Next, we tested whether or not edaravone could rescue proteasome activity from Z-LLNle-CHO-induced inhibition. We exposed cells to edaravone at the concentration that showed best cell growth rescue in the presence of Z-LLNle-CHO and measured proteasome activity using the three approaches we used above. We used tiron to reverse bortezomib-induced proteasome inhibition as a control. We found that edaravone indeed rescued the proteasome activity from Z-LLNle-CHO-induced, but not bortezomib-induced, inhibition. Although the proteasome activity of edaravone rescued from Z-LLNle-CHO-induced inhibition was not to the same extent as tiron rescued bortezomib-induced inhibition in the cell based proteasome assay (Figure 5b), the rescued proteasome activity was enough to prevent the accumulation of polyubiquitinated proteins (lane 4 compared with lane 2 in Figure 3b) and redistribution of cellular ubiquitin (Figure 3c, treatment 4 vs. treatment 2). In addition, we found edaravone also partially restored γ-secretase activity from Z-LLNle-CHO-induced inhibition (Figure 5c).

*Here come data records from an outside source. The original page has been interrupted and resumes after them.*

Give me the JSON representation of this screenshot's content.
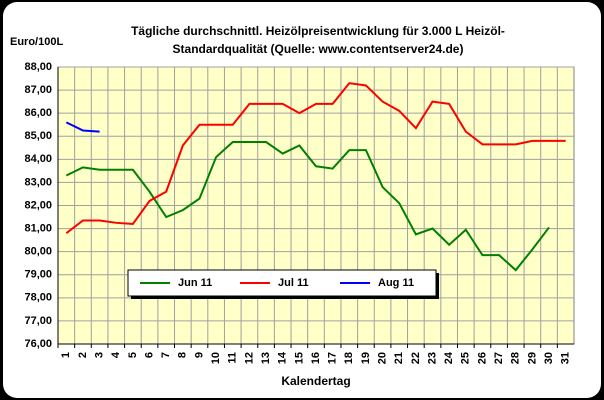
{
  "chart_data": {
    "type": "line",
    "title": [
      "Tägliche durchschnittl. Heizölpreisentwicklung für 3.000 L Heizöl-",
      "Standardqualität (Quelle: www.contentserver24.de)"
    ],
    "y_label": "Euro/100L",
    "x_label": "Kalendertag",
    "categories": [
      "1",
      "2",
      "3",
      "4",
      "5",
      "6",
      "7",
      "8",
      "9",
      "10",
      "11",
      "12",
      "13",
      "14",
      "15",
      "16",
      "17",
      "18",
      "19",
      "20",
      "21",
      "22",
      "23",
      "24",
      "25",
      "26",
      "27",
      "28",
      "29",
      "30",
      "31"
    ],
    "series": [
      {
        "name": "Jun 11",
        "color": "#008000",
        "values": [
          83.3,
          83.65,
          83.55,
          83.55,
          83.55,
          82.6,
          81.5,
          81.8,
          82.3,
          84.1,
          84.75,
          84.75,
          84.75,
          84.25,
          84.6,
          83.7,
          83.6,
          84.4,
          84.4,
          82.8,
          82.1,
          80.75,
          81.0,
          80.3,
          80.95,
          79.85,
          79.85,
          79.2,
          80.1,
          81.05,
          null
        ]
      },
      {
        "name": "Jul 11",
        "color": "#ff0000",
        "values": [
          80.8,
          81.35,
          81.35,
          81.25,
          81.2,
          82.2,
          82.6,
          84.6,
          85.5,
          85.5,
          85.5,
          86.4,
          86.4,
          86.4,
          86.0,
          86.4,
          86.4,
          87.3,
          87.2,
          86.5,
          86.1,
          85.35,
          86.5,
          86.4,
          85.2,
          84.65,
          84.65,
          84.65,
          84.8,
          84.8,
          84.8
        ]
      },
      {
        "name": "Aug 11",
        "color": "#0000ff",
        "values": [
          85.6,
          85.25,
          85.2,
          null,
          null,
          null,
          null,
          null,
          null,
          null,
          null,
          null,
          null,
          null,
          null,
          null,
          null,
          null,
          null,
          null,
          null,
          null,
          null,
          null,
          null,
          null,
          null,
          null,
          null,
          null,
          null
        ]
      }
    ],
    "ylim": [
      76,
      88
    ],
    "yticks": [
      {
        "value": 76,
        "label": "76,00"
      },
      {
        "value": 77,
        "label": "77,00"
      },
      {
        "value": 78,
        "label": "78,00"
      },
      {
        "value": 79,
        "label": "79,00"
      },
      {
        "value": 80,
        "label": "80,00"
      },
      {
        "value": 81,
        "label": "81,00"
      },
      {
        "value": 82,
        "label": "82,00"
      },
      {
        "value": 83,
        "label": "83,00"
      },
      {
        "value": 84,
        "label": "84,00"
      },
      {
        "value": 85,
        "label": "85,00"
      },
      {
        "value": 86,
        "label": "86,00"
      },
      {
        "value": 87,
        "label": "87,00"
      },
      {
        "value": 88,
        "label": "88,00"
      }
    ],
    "grid": true
  }
}
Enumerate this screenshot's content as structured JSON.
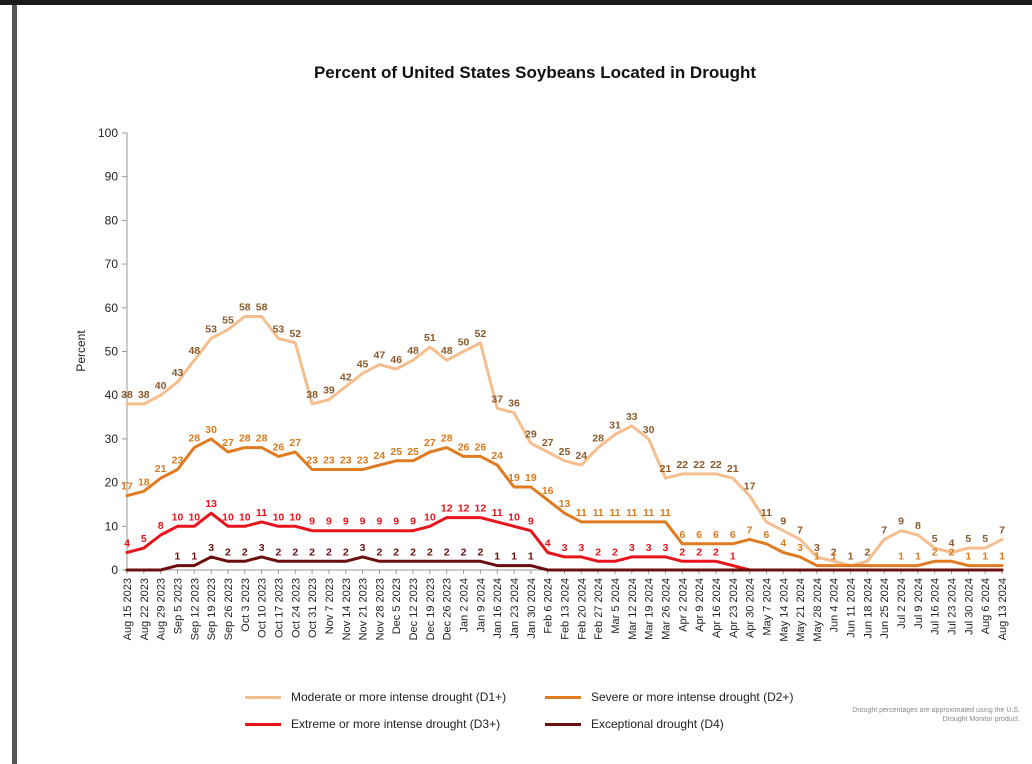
{
  "chart_data": {
    "type": "line",
    "title": "Percent of United States Soybeans  Located in Drought",
    "ylabel": "Percent",
    "xlabel": "",
    "ylim": [
      0,
      100
    ],
    "yticks": [
      0,
      10,
      20,
      30,
      40,
      50,
      60,
      70,
      80,
      90,
      100
    ],
    "grid": false,
    "legend_position": "bottom",
    "categories": [
      "Aug 15 2023",
      "Aug 22 2023",
      "Aug 29 2023",
      "Sep 5 2023",
      "Sep 12 2023",
      "Sep 19 2023",
      "Sep 26 2023",
      "Oct 3 2023",
      "Oct 10 2023",
      "Oct 17 2023",
      "Oct 24 2023",
      "Oct 31 2023",
      "Nov 7 2023",
      "Nov 14 2023",
      "Nov 21 2023",
      "Nov 28 2023",
      "Dec 5 2023",
      "Dec 12 2023",
      "Dec 19 2023",
      "Dec 26 2023",
      "Jan 2 2024",
      "Jan 9 2024",
      "Jan 16 2024",
      "Jan 23 2024",
      "Jan 30 2024",
      "Feb 6 2024",
      "Feb 13 2024",
      "Feb 20 2024",
      "Feb 27 2024",
      "Mar 5 2024",
      "Mar 12 2024",
      "Mar 19 2024",
      "Mar 26 2024",
      "Apr 2 2024",
      "Apr 9 2024",
      "Apr 16 2024",
      "Apr 23 2024",
      "Apr 30 2024",
      "May 7 2024",
      "May 14 2024",
      "May 21 2024",
      "May 28 2024",
      "Jun 4 2024",
      "Jun 11 2024",
      "Jun 18 2024",
      "Jun 25 2024",
      "Jul 2 2024",
      "Jul 9 2024",
      "Jul 16 2024",
      "Jul 23 2024",
      "Jul 30 2024",
      "Aug 6 2024",
      "Aug 13 2024"
    ],
    "xtick_labels": [
      "Aug 15 2023",
      "Aug 22 2023",
      "Aug 29 2023",
      "Sep 5 2023",
      "Sep 12 2023",
      "Sep 19 2023",
      "Sep 26 2023",
      "Oct 3 2023",
      "Oct 10 2023",
      "Oct 17 2023",
      "Oct 24 2023",
      "Oct 31 2023",
      "Nov 7 2023",
      "Nov 14 2023",
      "Nov 21 2023",
      "Nov 28 2023",
      "Dec 5 2023",
      "Dec 12 2023",
      "Dec 19 2023",
      "Dec 26 2023",
      "Jan 2 2024",
      "Jan 9 2024",
      "Jan 16 2024",
      "Jan 23 2024",
      "Jan 30 2024",
      "Feb 6 2024",
      "Feb 13 2024",
      "Feb 20 2024",
      "Feb 27 2024",
      "Mar 5 2024",
      "Mar 12 2024",
      "Mar 19 2024",
      "Mar 26 2024",
      "Apr 2 2024",
      "Apr 9 2024",
      "Apr 16 2024",
      "Apr 23 2024",
      "Apr 30 2024",
      "May 7 2024",
      "May 14 2024",
      "May 21 2024",
      "May 28 2024",
      "Jun 4 2024",
      "Jun 11 2024",
      "Jun 18 2024",
      "Jun 25 2024",
      "Jul 2 2024",
      "Jul 9 2024",
      "Jul 16 2024",
      "Jul 23 2024",
      "Jul 30 2024",
      "Aug 6 2024",
      "Aug 13 2024"
    ],
    "series": [
      {
        "name": "Moderate or more intense drought (D1+)",
        "color": "#F4BE8E",
        "label_color": "#8B5A2B",
        "values": [
          38,
          38,
          40,
          43,
          48,
          53,
          55,
          58,
          58,
          53,
          52,
          38,
          39,
          42,
          45,
          47,
          46,
          48,
          51,
          48,
          50,
          52,
          37,
          36,
          29,
          27,
          25,
          24,
          28,
          31,
          33,
          30,
          21,
          22,
          22,
          22,
          21,
          17,
          11,
          9,
          7,
          3,
          2,
          1,
          2,
          7,
          9,
          8,
          5,
          4,
          5,
          5,
          7
        ],
        "labels": [
          "38",
          "38",
          "40",
          "43",
          "48",
          "53",
          "55",
          "58",
          "58",
          "53",
          "52",
          "38",
          "39",
          "42",
          "45",
          "47",
          "46",
          "48",
          "51",
          "48",
          "50",
          "52",
          "37",
          "36",
          "29",
          "27",
          "25",
          "24",
          "28",
          "31",
          "33",
          "30",
          "21",
          "22",
          "22",
          "22",
          "21",
          "17",
          "11",
          "9",
          "7",
          "3",
          "2",
          "1",
          "2",
          "7",
          "9",
          "8",
          "5",
          "4",
          "5",
          "5",
          "7"
        ]
      },
      {
        "name": "Severe or more intense drought (D2+)",
        "color": "#E07B22",
        "label_color": "#D97A1E",
        "values": [
          17,
          18,
          21,
          23,
          28,
          30,
          27,
          28,
          28,
          26,
          27,
          23,
          23,
          23,
          23,
          24,
          25,
          25,
          27,
          28,
          26,
          26,
          24,
          19,
          19,
          16,
          13,
          11,
          11,
          11,
          11,
          11,
          11,
          6,
          6,
          6,
          6,
          7,
          6,
          4,
          3,
          1,
          1,
          1,
          1,
          1,
          1,
          1,
          2,
          2,
          1,
          1,
          1
        ],
        "labels": [
          "17",
          "18",
          "21",
          "23",
          "28",
          "30",
          "27",
          "28",
          "28",
          "26",
          "27",
          "23",
          "23",
          "23",
          "23",
          "24",
          "25",
          "25",
          "27",
          "28",
          "26",
          "26",
          "24",
          "19",
          "19",
          "16",
          "13",
          "11",
          "11",
          "11",
          "11",
          "11",
          "11",
          "6",
          "6",
          "6",
          "6",
          "7",
          "6",
          "4",
          "3",
          "1",
          "1",
          "",
          "",
          "",
          "1",
          "1",
          "2",
          "2",
          "1",
          "1",
          "1"
        ]
      },
      {
        "name": "Extreme or more intense drought (D3+)",
        "color": "#E8141C",
        "label_color": "#E8141C",
        "values": [
          4,
          5,
          8,
          10,
          10,
          13,
          10,
          10,
          11,
          10,
          10,
          9,
          9,
          9,
          9,
          9,
          9,
          9,
          10,
          12,
          12,
          12,
          11,
          10,
          9,
          4,
          3,
          3,
          2,
          2,
          3,
          3,
          3,
          2,
          2,
          2,
          1,
          0,
          0,
          0,
          0,
          0,
          0,
          0,
          0,
          0,
          0,
          0,
          0,
          0,
          0,
          0,
          0
        ],
        "labels": [
          "4",
          "5",
          "8",
          "10",
          "10",
          "13",
          "10",
          "10",
          "11",
          "10",
          "10",
          "9",
          "9",
          "9",
          "9",
          "9",
          "9",
          "9",
          "10",
          "12",
          "12",
          "12",
          "11",
          "10",
          "9",
          "4",
          "3",
          "3",
          "2",
          "2",
          "3",
          "3",
          "3",
          "2",
          "2",
          "2",
          "1",
          "",
          "",
          "",
          "",
          "",
          "",
          "",
          "",
          "",
          "",
          "",
          "",
          "",
          "",
          "",
          ""
        ]
      },
      {
        "name": "Exceptional drought (D4)",
        "color": "#6B0F0F",
        "label_color": "#6B0F0F",
        "values": [
          0,
          0,
          0,
          1,
          1,
          3,
          2,
          2,
          3,
          2,
          2,
          2,
          2,
          2,
          3,
          2,
          2,
          2,
          2,
          2,
          2,
          2,
          1,
          1,
          1,
          0,
          0,
          0,
          0,
          0,
          0,
          0,
          0,
          0,
          0,
          0,
          0,
          0,
          0,
          0,
          0,
          0,
          0,
          0,
          0,
          0,
          0,
          0,
          0,
          0,
          0,
          0,
          0
        ],
        "labels": [
          "",
          "",
          "",
          "1",
          "1",
          "3",
          "2",
          "2",
          "3",
          "2",
          "2",
          "2",
          "2",
          "2",
          "3",
          "2",
          "2",
          "2",
          "2",
          "2",
          "2",
          "2",
          "1",
          "1",
          "1",
          "",
          "",
          "",
          "",
          "",
          "",
          "",
          "",
          "",
          "",
          "",
          "",
          "",
          "",
          "",
          "",
          "",
          "",
          "",
          "",
          "",
          "",
          "",
          "",
          "",
          "",
          "",
          ""
        ]
      }
    ],
    "note": "Drought percentages are approximated using the U.S. Drought Monitor product."
  },
  "colors": {
    "d1": "#F4BE8E",
    "d2": "#E07B22",
    "d3": "#E8141C",
    "d4": "#6B0F0F"
  }
}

γ-secretase inhibition activity of Z-LLNle-CHO does not contribute to its cytotoxicity to breast cancer cells

To investigate whether the cytotoxicity of Z-LLNle-CHO to breast cancer cells is due to the summation or synergy of its dual activities, we tested whether a combination of a specific γ-secretase inhibitor with a specific proteasome inhibitor could produce an additive or synergetic effect on cell killing. We subjected cells to increasing concentrations of lactacystin with or without 5 μM of DAPT that completely inhibited γ-secretase activity in the cell lines tested. We found the dose-response curves of individual cell lines treated with or without DAPT was almost identical (Figure 6), which suggests there was no additive or synergetic effects of inhibiting both γ-secretase activity and proteasome activity. Therefore, γ-secretase inhibitory activity of Z-LLNle-CHO most likely does not contribute to its cell killing effect in breast cancer cells.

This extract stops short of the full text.